The park is the site of a traveling midway carnival in the late spring and early fall and hosts more than fifty thousand people annually during the Rogersville Fourth of July celebration.

The town-sponsored festival of lights is hosted at the Park, where the Department of Parks & Recreation illuminates several thousand holiday lights and exhibits.

In September 2023, the Rogersville Parks and Recreation Department was awarded a $500,000 grant, to be matched with local funds, from the TN Local Parks and Recreation Fund to install ADA compliant restroom facilities and upgrade playground equipment.

===Crockett Spring Park===
Located in downtown Rogersville, the Crockett Spring Park is a joint project of the town and the Rogersville Heritage Association. The park is the site of Rogersville's first settlement, and the tavern and home built by founder Joseph Rogers is preserved on the site. The park encompasses the Rogers Cemetery, where Joseph and Mary Rogers and the grandparents of Davy Crockett are buried.

The site of Rogersville's first public swimming pool is here, as is the gazebo built to commemorate the bicentennials of both the town (1989) and the state (1996). This public park is maintained by the Rogersville Parks and Recreation Department and the auspices of the Rogersville Tree Board.

===Swift Memorial Park===
Rogersville was home to an African-American college, Swift College, in the late nineteenth and early twentieth centuries, and Swift Park, located off North Hasson Street in the central part of the town, commemorates the legacy of that institution. In addition, the park boasts picnic shelters, two playgrounds, and basketball courts.

==Education==
There are two school districts covering the Rogersville municipal limits: elementary students are in the Rogersville City Schools while secondary students are in the Hawkins County School District.

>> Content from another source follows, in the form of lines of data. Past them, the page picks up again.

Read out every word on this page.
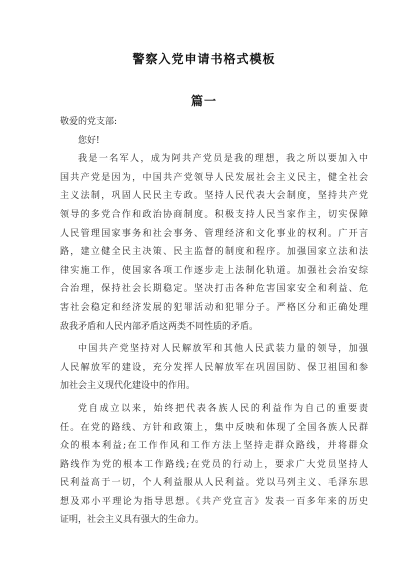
警察入党申请书格式模板
篇一
敬爱的党支部:
您好!
我是一名军人，成为阿共产党员是我的理想，我之所以要加入中
国共产党是因为，中国共产党领导人民发展社会主义民主，健全社会
主义法制，巩固人民民主专政。坚持人民代表大会制度，坚持共产党
领导的多党合作和政治协商制度。积极支持人民当家作主，切实保障
人民管理国家事务和社会事务、管理经济和文化事业的权利。广开言
路，建立健全民主决策、民主监督的制度和程序。加强国家立法和法
律实施工作，使国家各项工作逐步走上法制化轨道。加强社会治安综
合治理，保持社会长期稳定。坚决打击各种危害国家安全和利益、危
害社会稳定和经济发展的犯罪活动和犯罪分子。严格区分和正确处理
敌我矛盾和人民内部矛盾这两类不同性质的矛盾。
中国共产党坚持对人民解放军和其他人民武装力量的领导，加强
人民解放军的建设，充分发挥人民解放军在巩固国防、保卫祖国和参
加社会主义现代化建设中的作用。
党自成立以来，始终把代表各族人民的利益作为自己的重要责
任。在党的路线、方针和政策上，集中反映和体现了全国各族人民群
众的根本利益;在工作作风和工作方法上坚持走群众路线，并将群众
路线作为党的根本工作路线;在党员的行动上，要求广大党员坚持人
民利益高于一切，个人利益服从人民利益。党以马列主义、毛泽东思
想及邓小平理论为指导思想。《共产党宣言》发表一百多年来的历史
证明，社会主义具有强大的生命力。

The Rogersville School District has a single PreK-8 school, Rogersville Elementary School. It was established circa 1923. (present configuration beginning 1950; Rogersville City School System). Mascot is the Warrior (Formerly the Chief; Until Cherokee High School in 1981); colors are red, white, and black. Serving grades K-8 since 1950; from 1923 to 1950, grades 1–12 (grades 9–12 transferred to Rogersville High School). Competes in interscholastic athletics. In 2007, the RCS Warriors football team won the TMSAA state championship.

The current high school including Rogersville in its attendance boundary is Cherokee Comprehensive High School, c. 1981–present (Hawkins County School System). Serves grades 9–12. Mascot is the Chief; colors are red, black, and white. Comprehensive public high school serving students from the former Rogersville High School and Bulls Gap High School. Competes in TSSAA-sanctioned interscholastic athletics. The previous high school was Rogersville High School, c. 1923–1980. Mascot was the Warrior, colors were maroon and gray.

The county school system operates these schools within the city limits of Rogersville, although these are not the zoned schools for city residents:
- Rogersville Middle School, c. 1981–present (present configuration beginning 2000; Hawkins County School System). Mascot is the Warrior; colors are maroon and gray. Serving grades 6–8 since 2000; from 1981 to 2000, grades 5–8 (fifth grade transferred to Hawkins Elementary School). Competes in interscholastic athletics.
- Hawkins Elementary School, c. 1968–present (present configuration beginning 2000; Hawkins County School System). Mascot is the Bearcat; colors are light blue and gold. Serving grades 3–5 since 2000; from 1978 to 2000, grades K-4 (grades K-2 transferred to Joseph Rogers Primary School; fifth grade received from Rogersville Middle School).

The following county school is near, but not inside, the Rogersville city limits, and is not a zoned school for city residents:
- Joseph Rogers Primary School, c. 2000–present (Hawkins County School System). Mascot is the Bearcub and colors are green and purple. Serving grades PreK-2.